Terminating old electrical cable in brick cavity walls
Ask questions and find answers to many subjects relating to electrics and electrical work

2 posts   •   Page 1 of 1
Mick991
Labourer
Labourer
Posts: 1
Joined: Thu Jul 07, 2011 1:23 pm

Terminating old electrical cable in brick cavity walls

Post by Mick991 » Thu Jul 07, 2011 1:45 pm

I live in an Edwardian house and when the last rewire was done, they basically rang a ring for the sockets under the 1st floor and vertically dropped single spurs down to the living room and dining rooms. These cables are chased in to the walls, however the sockets are externally box mounted. I am now in the process of gutting these 2 rooms and intend to put a proper ring under the floor and chased in sockets. My electrican will put in a new consumer unit for me and provide a connection to the new unit for my new ring (inspect and sign it off). The question is what can I use to terminate the old single spur cables that are in the walls, as I do not intend to pull them out as they are all plastered in. At some point in the future I will disconnect them from the ring on the 1st floor, but for the interim they will be live cables. Can I use 30A connector strips or do I need to chase in 30A Junction box? Whatever I use will be plastered over.

ericmark
Project Manager
Project Manager
Posts: 2852
Joined: Fri Oct 02, 2009 8:49 pm
Location: Llanfair Caereinion, Mid Wales.

Post by ericmark » Thu Jul 07, 2011 7:21 pm

You do have a problem. In order to be able to identify where a cable runs we need to have a socket, switch, or FCU on the end of the cable to show where it runs. So when one removes the socket you also need to remove the cable or at least make it dead.

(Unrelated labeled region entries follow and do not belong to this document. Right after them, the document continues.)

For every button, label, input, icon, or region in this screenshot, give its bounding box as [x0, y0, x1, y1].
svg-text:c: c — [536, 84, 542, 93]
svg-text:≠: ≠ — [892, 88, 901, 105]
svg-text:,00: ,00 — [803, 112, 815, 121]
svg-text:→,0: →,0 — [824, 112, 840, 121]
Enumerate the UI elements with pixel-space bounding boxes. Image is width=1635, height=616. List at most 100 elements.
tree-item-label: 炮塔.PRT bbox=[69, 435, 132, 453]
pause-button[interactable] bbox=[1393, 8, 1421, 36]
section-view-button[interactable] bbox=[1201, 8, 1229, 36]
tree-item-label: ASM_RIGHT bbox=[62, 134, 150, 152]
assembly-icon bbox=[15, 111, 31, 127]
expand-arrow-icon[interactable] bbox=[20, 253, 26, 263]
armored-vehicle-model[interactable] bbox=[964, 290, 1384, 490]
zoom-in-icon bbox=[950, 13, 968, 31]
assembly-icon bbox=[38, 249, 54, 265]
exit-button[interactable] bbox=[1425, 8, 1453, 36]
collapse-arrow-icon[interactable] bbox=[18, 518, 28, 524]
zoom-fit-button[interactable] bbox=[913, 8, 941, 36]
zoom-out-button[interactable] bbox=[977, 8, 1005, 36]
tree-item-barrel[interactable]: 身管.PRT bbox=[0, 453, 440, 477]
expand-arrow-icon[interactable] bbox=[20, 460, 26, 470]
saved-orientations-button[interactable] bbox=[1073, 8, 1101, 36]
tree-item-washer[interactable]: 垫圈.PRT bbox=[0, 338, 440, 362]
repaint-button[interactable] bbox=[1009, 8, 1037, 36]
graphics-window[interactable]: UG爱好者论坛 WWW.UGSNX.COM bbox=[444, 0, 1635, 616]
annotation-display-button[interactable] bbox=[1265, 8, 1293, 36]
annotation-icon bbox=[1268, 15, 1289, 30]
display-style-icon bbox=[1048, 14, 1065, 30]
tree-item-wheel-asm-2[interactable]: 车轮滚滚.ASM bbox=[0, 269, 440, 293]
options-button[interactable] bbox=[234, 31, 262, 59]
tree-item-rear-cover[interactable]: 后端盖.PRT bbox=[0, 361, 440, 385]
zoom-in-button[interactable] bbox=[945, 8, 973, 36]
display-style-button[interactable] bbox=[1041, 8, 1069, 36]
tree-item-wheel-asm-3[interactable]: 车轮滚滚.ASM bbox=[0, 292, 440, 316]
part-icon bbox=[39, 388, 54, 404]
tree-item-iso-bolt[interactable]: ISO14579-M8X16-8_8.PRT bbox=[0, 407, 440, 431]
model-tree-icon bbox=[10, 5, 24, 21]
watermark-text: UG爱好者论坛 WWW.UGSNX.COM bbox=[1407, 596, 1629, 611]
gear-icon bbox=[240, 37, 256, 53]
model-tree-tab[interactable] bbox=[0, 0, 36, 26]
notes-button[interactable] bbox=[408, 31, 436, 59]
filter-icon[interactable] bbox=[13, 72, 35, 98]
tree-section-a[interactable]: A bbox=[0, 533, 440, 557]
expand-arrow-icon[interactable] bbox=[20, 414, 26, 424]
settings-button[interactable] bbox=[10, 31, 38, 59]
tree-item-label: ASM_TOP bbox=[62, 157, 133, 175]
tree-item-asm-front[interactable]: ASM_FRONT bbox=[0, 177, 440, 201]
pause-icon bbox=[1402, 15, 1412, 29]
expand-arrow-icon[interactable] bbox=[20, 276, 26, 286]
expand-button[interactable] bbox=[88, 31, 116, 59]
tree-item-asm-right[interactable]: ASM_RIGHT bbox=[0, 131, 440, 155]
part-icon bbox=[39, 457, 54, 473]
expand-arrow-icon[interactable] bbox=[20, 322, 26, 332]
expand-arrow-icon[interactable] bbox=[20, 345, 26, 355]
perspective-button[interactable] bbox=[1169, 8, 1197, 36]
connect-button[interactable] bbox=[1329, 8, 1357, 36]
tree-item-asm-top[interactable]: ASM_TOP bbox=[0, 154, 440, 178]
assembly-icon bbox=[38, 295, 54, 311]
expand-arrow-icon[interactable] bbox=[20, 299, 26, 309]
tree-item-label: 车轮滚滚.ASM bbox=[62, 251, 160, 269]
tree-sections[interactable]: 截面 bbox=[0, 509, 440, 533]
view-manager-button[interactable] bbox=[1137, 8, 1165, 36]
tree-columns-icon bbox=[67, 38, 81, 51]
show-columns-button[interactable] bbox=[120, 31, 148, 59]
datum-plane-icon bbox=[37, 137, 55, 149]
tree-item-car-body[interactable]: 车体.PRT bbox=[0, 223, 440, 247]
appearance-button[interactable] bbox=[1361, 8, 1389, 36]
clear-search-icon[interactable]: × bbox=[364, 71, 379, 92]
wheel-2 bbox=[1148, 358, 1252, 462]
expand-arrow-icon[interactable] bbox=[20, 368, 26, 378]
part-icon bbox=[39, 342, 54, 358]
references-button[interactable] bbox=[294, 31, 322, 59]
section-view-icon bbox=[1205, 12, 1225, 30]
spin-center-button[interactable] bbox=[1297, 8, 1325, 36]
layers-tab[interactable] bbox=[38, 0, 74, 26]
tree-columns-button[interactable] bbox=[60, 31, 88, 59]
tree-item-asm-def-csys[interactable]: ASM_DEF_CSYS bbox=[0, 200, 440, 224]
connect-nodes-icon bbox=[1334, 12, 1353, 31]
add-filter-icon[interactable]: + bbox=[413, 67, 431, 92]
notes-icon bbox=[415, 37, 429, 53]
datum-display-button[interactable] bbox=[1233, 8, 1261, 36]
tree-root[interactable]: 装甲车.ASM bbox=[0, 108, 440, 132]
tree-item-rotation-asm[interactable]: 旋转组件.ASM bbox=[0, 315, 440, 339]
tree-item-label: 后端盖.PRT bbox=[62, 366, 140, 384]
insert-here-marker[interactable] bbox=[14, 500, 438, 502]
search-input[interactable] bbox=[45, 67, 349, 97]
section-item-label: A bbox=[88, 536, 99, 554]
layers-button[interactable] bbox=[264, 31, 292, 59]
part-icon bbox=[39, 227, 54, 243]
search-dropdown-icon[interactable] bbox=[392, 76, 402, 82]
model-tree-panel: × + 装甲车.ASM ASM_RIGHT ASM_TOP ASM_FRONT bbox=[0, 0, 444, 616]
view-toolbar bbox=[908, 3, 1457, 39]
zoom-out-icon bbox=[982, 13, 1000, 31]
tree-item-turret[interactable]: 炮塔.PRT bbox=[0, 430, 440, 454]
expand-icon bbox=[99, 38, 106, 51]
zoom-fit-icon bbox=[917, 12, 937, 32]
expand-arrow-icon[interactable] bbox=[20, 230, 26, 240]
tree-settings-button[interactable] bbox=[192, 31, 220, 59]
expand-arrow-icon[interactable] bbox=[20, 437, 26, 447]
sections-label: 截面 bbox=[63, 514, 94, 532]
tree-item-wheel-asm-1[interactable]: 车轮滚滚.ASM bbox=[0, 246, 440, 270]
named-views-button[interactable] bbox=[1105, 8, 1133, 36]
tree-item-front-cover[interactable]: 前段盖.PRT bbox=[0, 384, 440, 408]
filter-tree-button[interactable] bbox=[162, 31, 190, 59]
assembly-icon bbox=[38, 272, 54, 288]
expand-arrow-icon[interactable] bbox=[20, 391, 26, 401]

It is normal to drop cables to ground floor and lift cables to first floor it is unusual to fit cables under the ground floor. Mainly as often it is concrete.

But the idea of running a ring with a series of spurs to sockets I have only seen in commercial premises where to stop volt drop the ring is larger than 2.5mm so accessible junction boxes are used.

The problem is today the electrician has to follow the regulations by the letter as every so many jobs one is randomly checked by his scheme operator. So to fit something even as a temporary measure if not complying is a big problem.

Ask your electrician. Something does not seem right and I wonder if you have something mixed up about what he intends to do.